At any rate whether you take a survey slowly or quickly is often a moot point. Take for example a recent survey I took for Opinion Outpost (one of the top survey sites in my view). In this case I took the survey at a fairly leisurely pace. However, it was a very easy survey to take: The questions were clear, the answers obvious. You'd have to intentionally slow yourself down to a crawl - go read a magazine between questions or something - to go any slower than I did. Despite my caution, upon finishing the survey I was denied my completion points. I emailed Opinion Outlook to complain and surprisingly got an immediate reply that they and the survey sponsor's database concluded - wrongly - that I had not spent enough time considering the survey.
Talk about your Catch-22's. The one time I took an inordinate time taking a survey is the one time I'm accused of going to fast. How's that for irony?
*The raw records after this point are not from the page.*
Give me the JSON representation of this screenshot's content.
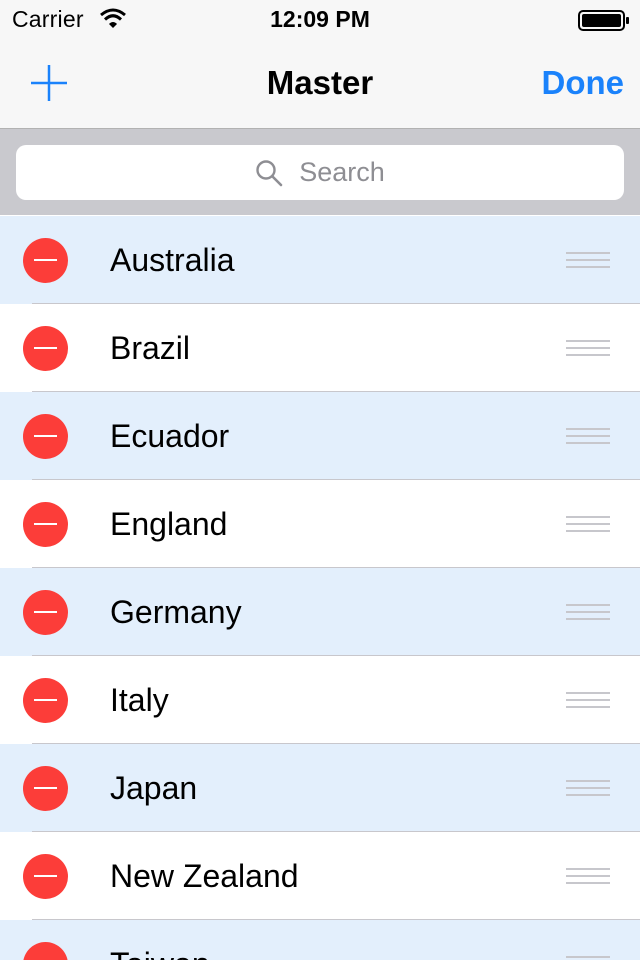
{
  "status_bar": {
    "carrier": "Carrier",
    "time": "12:09 PM",
    "wifi_icon": "wifi-icon",
    "battery_icon": "battery-full-icon"
  },
  "nav_bar": {
    "add_icon": "plus-icon",
    "title": "Master",
    "done_label": "Done"
  },
  "search": {
    "icon": "search-icon",
    "placeholder": "Search"
  },
  "list": {
    "items": [
      {
        "label": "Australia"
      },
      {
        "label": "Brazil"
      },
      {
        "label": "Ecuador"
      },
      {
        "label": "England"
      },
      {
        "label": "Germany"
      },
      {
        "label": "Italy"
      },
      {
        "label": "Japan"
      },
      {
        "label": "New Zealand"
      },
      {
        "label": "Taiwan"
      }
    ]
  },
  "colors": {
    "accent": "#1a82fb",
    "delete_red": "#fc3d39",
    "alt_row": "#e3effc",
    "search_bar_bg": "#c9c9ce",
    "nav_bg": "#f7f7f7"
  }
}
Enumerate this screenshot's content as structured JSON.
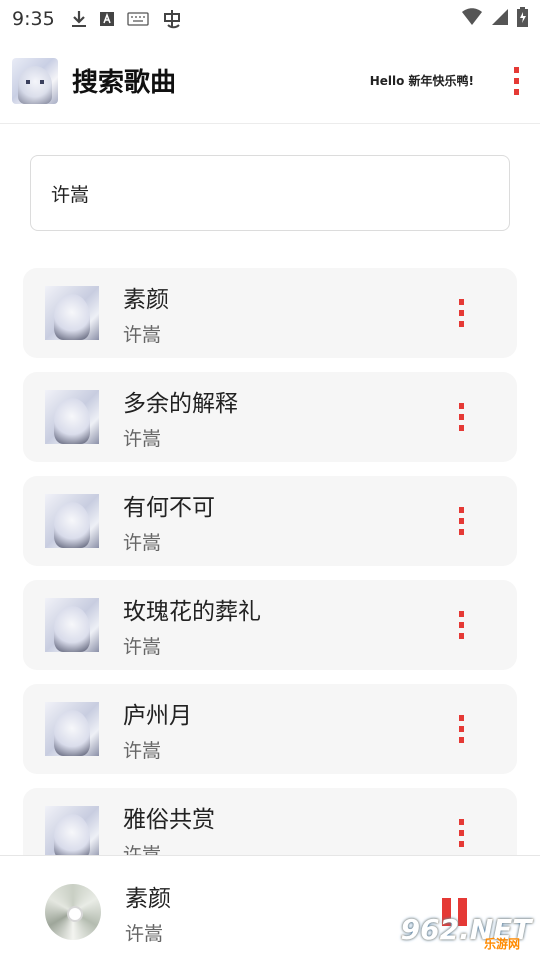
{
  "status_bar": {
    "time": "9:35",
    "left_icons": [
      "download-icon",
      "keyboard-a-icon",
      "keyboard-icon",
      "app-icon"
    ],
    "right_icons": [
      "wifi-icon",
      "signal-icon",
      "battery-icon"
    ]
  },
  "header": {
    "title": "搜索歌曲",
    "greeting": "Hello 新年快乐鸭!"
  },
  "search": {
    "value": "许嵩"
  },
  "songs": [
    {
      "title": "素颜",
      "artist": "许嵩"
    },
    {
      "title": "多余的解释",
      "artist": "许嵩"
    },
    {
      "title": "有何不可",
      "artist": "许嵩"
    },
    {
      "title": "玫瑰花的葬礼",
      "artist": "许嵩"
    },
    {
      "title": "庐州月",
      "artist": "许嵩"
    },
    {
      "title": "雅俗共赏",
      "artist": "许嵩"
    }
  ],
  "player": {
    "title": "素颜",
    "artist": "许嵩"
  },
  "watermark": {
    "main": "962.NET",
    "sub": "乐游网"
  },
  "colors": {
    "accent": "#e53935",
    "card_bg": "#f6f6f6"
  }
}
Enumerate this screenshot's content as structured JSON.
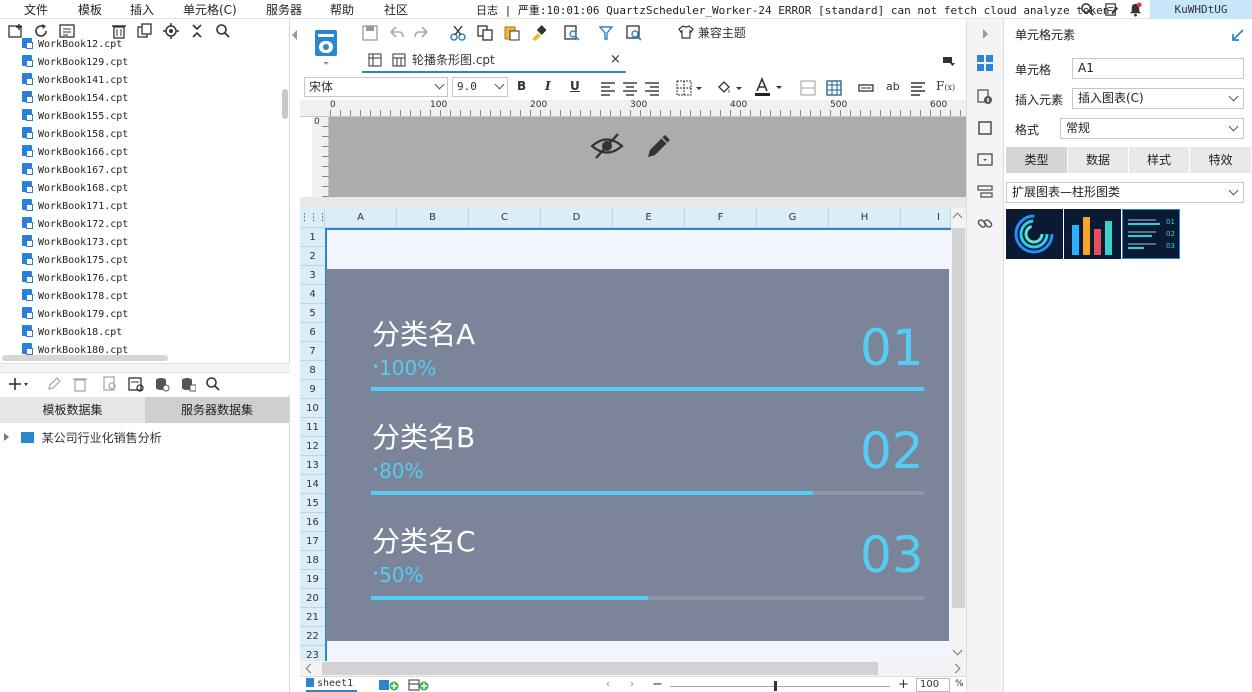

However, Opinion Outpost took a very unusual action by thanking me and giving me a few points as a consolation. I've never had that happen and I tip my hat to Opinion Outpost for their kindness. Nevertheless, it does point out how arbitrary taking surveys can be. The results and decisions aren't made directly by humans (although getting some points from Opinion Outpost certainly was a human action in this case) but by machines using algorithms, etc.

So, does this slow me down? Not a chance. Nor should you. The worst that can happen is a survey site decides it's had enough of you and kicks you out. No big deal, given the vast number of survey sites out there. Besides, unless you depend on surveys to feed your family this is all a lark anyway, right?